Sql-server – Consolidating indexes

indexperformancesql serversql-server-2005

I have one big table that is used to generate business intelligence cube. Currently it has around 40M rows and 55 columns. A lot of the cube dimensions are generated by running 'select distinct' on a column of the big table.

Currently I have one index for each 'select distinct' and 16 indexes in total. Is it better to merge some of those indexes? My thinking is that the cube needs to process all rows anyway, and the indexes speed up the process because it is much smaller than the entire table, and if I put two or three columns in one index the index size will not grow so much. Maybe the good candidates are columns that have low specificity.

Am I going in the right direction? Can the query make use of the second column (or third, fourth, …) of the index?

I'm using SQL Server 2005 Standard Edition.

Best Answer

If the "cube" needs to process all rows, indexes won't speed up the process as the querying engine would just do a table scan.

I think the best advice I could give is to familiarize yourself with query plan output so that you can see how the database is satisfying the query requests. This will allow you to see what access methods are used to retrieve data.
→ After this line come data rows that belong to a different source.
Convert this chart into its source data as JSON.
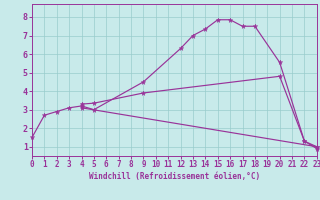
{
  "bg_color": "#c8eaea",
  "grid_color": "#99cccc",
  "line_color": "#993399",
  "xlabel": "Windchill (Refroidissement éolien,°C)",
  "curve1_x": [
    0,
    1,
    2,
    3,
    4,
    5,
    9,
    12,
    13,
    14,
    15,
    16,
    17,
    18,
    20,
    22,
    23
  ],
  "curve1_y": [
    1.5,
    2.7,
    2.9,
    3.1,
    3.2,
    3.0,
    4.5,
    6.3,
    7.0,
    7.35,
    7.85,
    7.85,
    7.5,
    7.5,
    5.55,
    1.3,
    0.9
  ],
  "curve2_x": [
    4,
    5,
    9,
    20,
    22,
    23
  ],
  "curve2_y": [
    3.3,
    3.35,
    3.9,
    4.8,
    1.3,
    1.0
  ],
  "curve3_x": [
    4,
    23
  ],
  "curve3_y": [
    3.1,
    1.0
  ],
  "xlim": [
    0,
    23
  ],
  "ylim": [
    0.5,
    8.7
  ],
  "yticks": [
    1,
    2,
    3,
    4,
    5,
    6,
    7,
    8
  ],
  "xticks": [
    0,
    1,
    2,
    3,
    4,
    5,
    6,
    7,
    8,
    9,
    10,
    11,
    12,
    13,
    14,
    15,
    16,
    17,
    18,
    19,
    20,
    21,
    22,
    23
  ],
  "tick_fontsize": 5.5,
  "xlabel_fontsize": 5.5
}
It would also allow you to answer you're own question: if you create the proposed index, does sql server use it to fulfill your query?

I think the answer to your question is going to be "No". If your "cube" is being materialized by executing "SELECT DISTINCT columnB FROM table", and you currently have an indexes on "columnA" and "columnB". "Consolidating" those separate indexes into a single index on "(columnA, columnB)" is unlikely to help your "cube" queries on "columnB". Your mileage may vary, not having access to the schema nor query source makes these kinds of questions difficult to answer definitively.

Having said that, I think the correct response is to point you towards the SQL Server data warehousing functionality instead of rolling your own solution.